My engagement with death and risk is queer. Because I live in the world as a visible queer Black person — the way I dress and move is a cue for many people; I’ve failed the cis-hetero societal codes — this makes me a target to be brutalized by those so moved by fear, hatred, and, most potently, shame borne out of witnessing Black queerness in public. I know that for many people I’m a friend, lover, family member, or co-worker. But for many unwilling to engage me as a full human being, I’m a symbol. I’m a symbol of the hatred and shame they feel around someone they read as a cis Black man failing the ideas around patriarchy; and for some, the only way to alleviate or eradicate this all consuming feeling of shame is through violence. Often, this violence ends in death.

This risk does not scare me because living my life editing my gender expression, or letting the pressure of surveillance intimidate me, is its own type of social death. So, I — or we, because there are countless people just like me — act queer in an ordinary, anti-Black world, and often the fantasy wins. People may look, take pictures, yell things, but the fantasy can still live inside of that (especially if you are equipped with headphones). For me, it is once you are touched that the fantasy fails — the fantasy I knew was never real to begin with, but which I needed to locate my confidence and sense of wonderment about the next moment. I can’t engage that the next moment can just as well be tragic as joyful, because that does not serve the mission of living life. That serves the mission of living in fear, and if that is what I am living in, I’m already a sentient, fabulous graveyard.

Yet news about the brutalization of any Black person — especially queer or trans — reminds me this is just a fantasy, and the reality is that, often, my livelihood is a conversation with somebody else’s hatred. My decision to live is never my own; it’s always being negotiated with forces that are interested in brutalizing and erasing me. The comfort of God and ancestors helps; but I’d be foolish to not recognize that if there is a God and smiling ancestors, they’ve also watched many of my Black queer siblings be beaten and killed. This is my/our routine familiarity with death that must be ignored to some degree, to get on with life.

However, when tragedies strike, when white supremacists soak a Black man with bleach and place a noose around his neck, as Jussie Smollett reported to the Chicago police, you can’t get on with life. You are stopped by tragedy. Nothing speeds up life like joy — and nothing slows life down like tragedy. And in that slowness, we reflect. And in that same quietude and reflection, we remind ourselves that we are not safe, and any safety we have is actually just a clinging to the hope that, once again, humanity and a fear of criminal repercussions will have us survive to see another day.

In these moments, I don’t just feel closer to strangers like Jussie Smollett, as another Black gay man, or as another human whose fantasy of safety has been disillusioned because they left their home when the sun was down. I also feel closer to the greater global struggle. I find a sense of solace in the idea that these moments of fantasy are not new to me, and exist most intensely for folks struggling around the world.

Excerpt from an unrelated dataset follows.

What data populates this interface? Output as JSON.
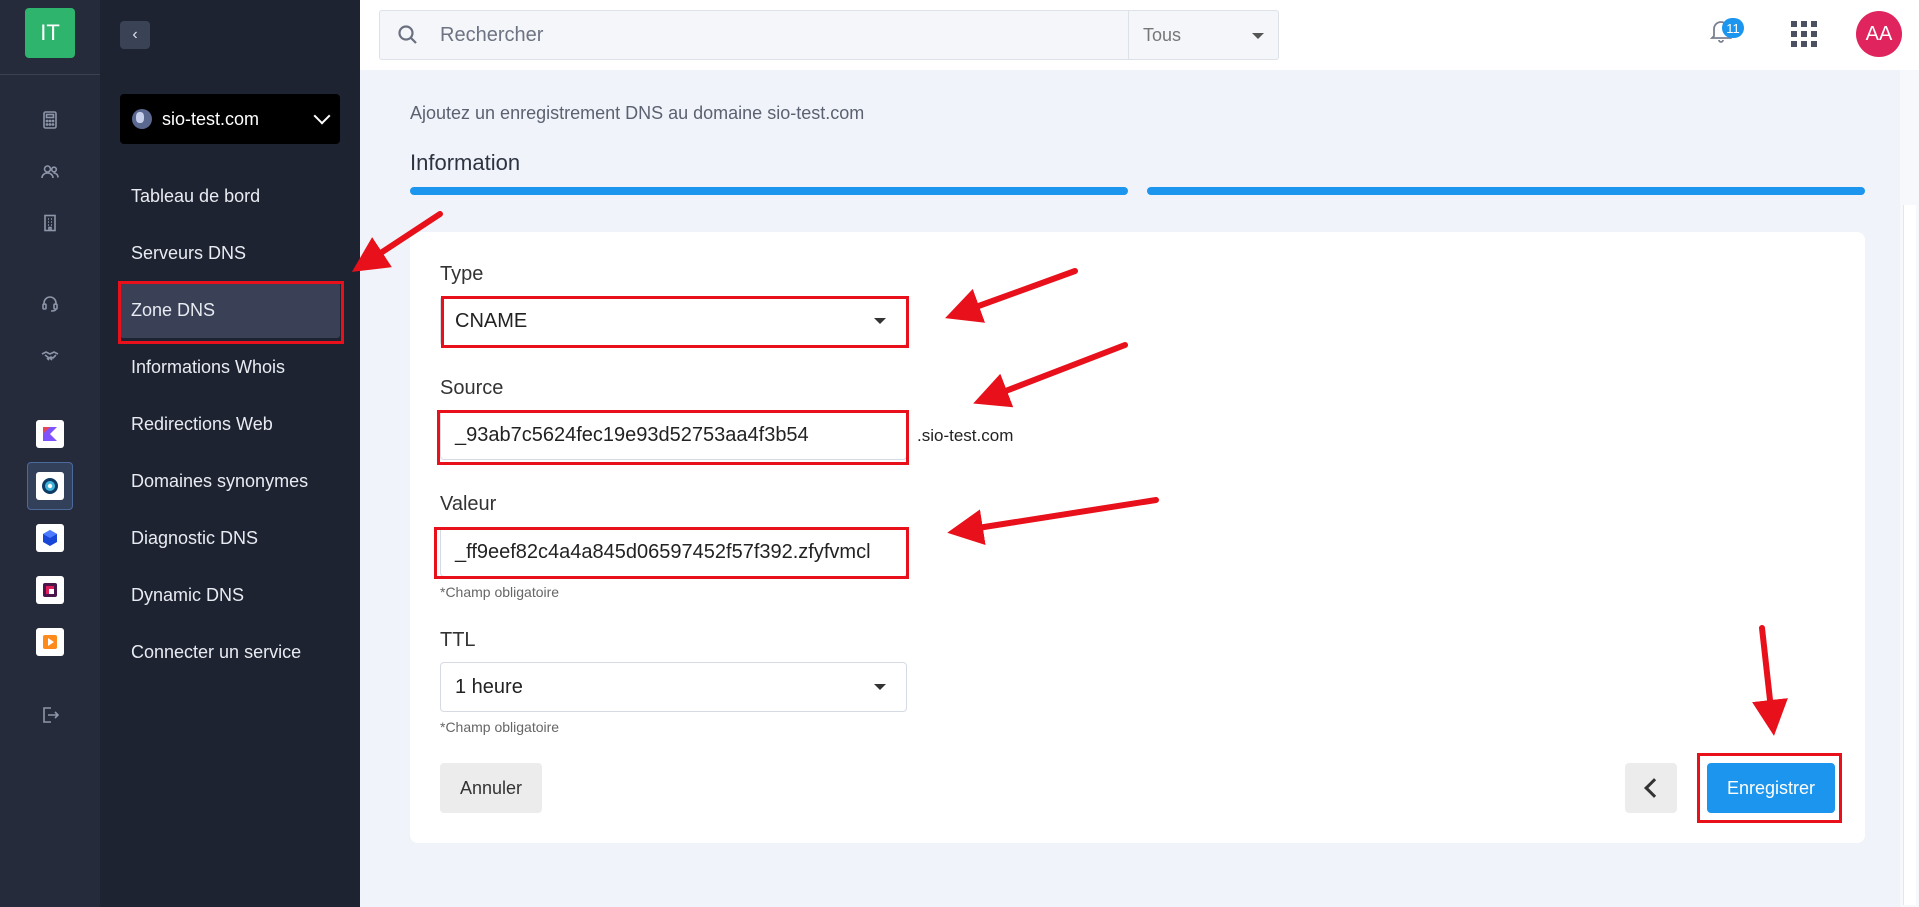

During the tragedies that hit me more personally and take away that fantasy of normalcy, I wonder about the fantasies children in Palestine cling to in order to ignore their own reality. Just to get through a moment. I become empathetic towards the fantasies that Black trans women may cling to from minute to minute, to be relieved of the deafening paranoia that comes with hyper-visibility without protection.

I think about the fantasies that my mother had to cling to: that her baby is safe and should go to school, that God will protect her child, that destiny will be stronger than a culture of hatred or those who worship at the altar of that culture. I’d imagine she was fantasizing like this before I was born, but these hopes and dreams around my safety only intensified once I was in her womb, and especially once she saw that I had an affinity for glitter, for pink, and for freedom. And this illustrates the great Black responsibility in the American project: to be the moral compass even as we’re being oppressed and tortured — not because we want to be, but because we must.

If there is something significant to collect from a tragic hate crime, it is that the fantasy we must eliminate is the illusion of separation; the idea that we aren’t a community, that we are alone, that the world we exist in is only close and intimate when it is violent. Yet, this is a fantasy too. The struggle is always happening and there is always a community of people, that have everything and nothing in common with you, people may or may not know what it is to be you, but know too well what it’s like to struggle like you. These are the fantastic realities that tragedies such as what happened to Jussie Smollett resurrect, while mourning the fact that we inherited a world we must struggle against to know peace and equity.